Supreme Court dismisses House Democrats dispute over Trump hotel documents

WASHINGTON — The Supreme Court on Monday dismissed a dispute over whether individual Democratic members of Congress could sue for government documents related to the former Trump International hotel in Washington.

The move came after Democratic lawmakers voluntarily dismissed the lawsuit, which the Biden administration was defending.

The case stems from a 2013 decision by the General Services Administration, which oversees federal real estate, to lease the former post office building in Washington to the Trump Family Organization so it could operate a hotel. .

The Trump International Hotel operated throughout Trump’s tenure, raising legal, ethical and constitutional concerns, including whether people paying for rooms there were seeking to influence the White House. Trump’s company sold the lease last year and the hotel now operates as a Waldorf Astoria.

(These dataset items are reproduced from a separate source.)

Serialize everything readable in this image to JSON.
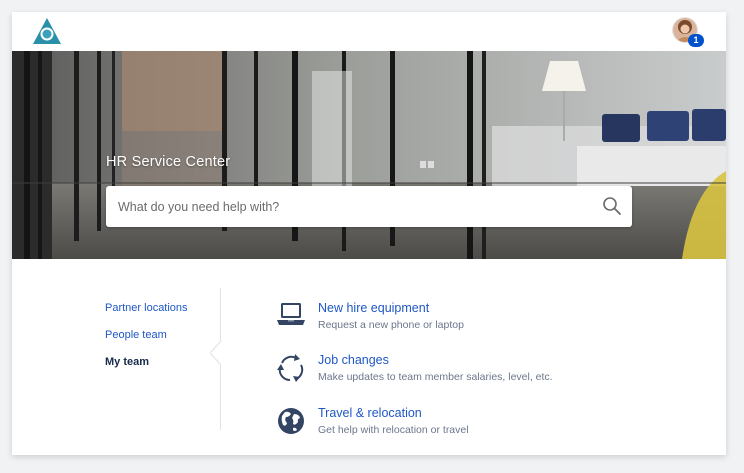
{
  "header": {
    "logo_icon": "triangle-logo-icon",
    "notification_count": "1",
    "accent_color": "#0052cc"
  },
  "hero": {
    "title": "HR Service Center",
    "search": {
      "placeholder": "What do you need help with?",
      "icon": "search-icon"
    }
  },
  "sidebar": {
    "items": [
      {
        "label": "Partner locations",
        "active": false
      },
      {
        "label": "People team",
        "active": false
      },
      {
        "label": "My team",
        "active": true
      }
    ]
  },
  "requests": [
    {
      "icon": "laptop-icon",
      "title": "New hire equipment",
      "description": "Request a new phone or laptop"
    },
    {
      "icon": "refresh-cycle-icon",
      "title": "Job changes",
      "description": "Make updates to team member salaries, level, etc."
    },
    {
      "icon": "globe-icon",
      "title": "Travel & relocation",
      "description": "Get help with relocation or travel"
    }
  ]
}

When Trump won the 2016 election, 17 Democratic members of the House Oversight Committee, led by Rep. Elijah Cummings, D-Md., demanded access to documents relating to the deal, questioning whether Trump had a conflict of interest.

The GSA, then controlled by the Trump administration, refused the request, although it later turned over many of the documents lawmakers sought while withholding others.

A federal judge has dismissed the lawsuits filed in 2017 by lawmakers, saying they had no legal standing.

In a 2020 ruling handed down just before Trump left, the U.S. Circuit Court of Appeals for the District of Columbia restarted the lawsuit, with a three-judge panel ruling 2-1 that lawmakers were wronged.

In its brief unsigned decision on Monday, the Supreme Court overturned that decision.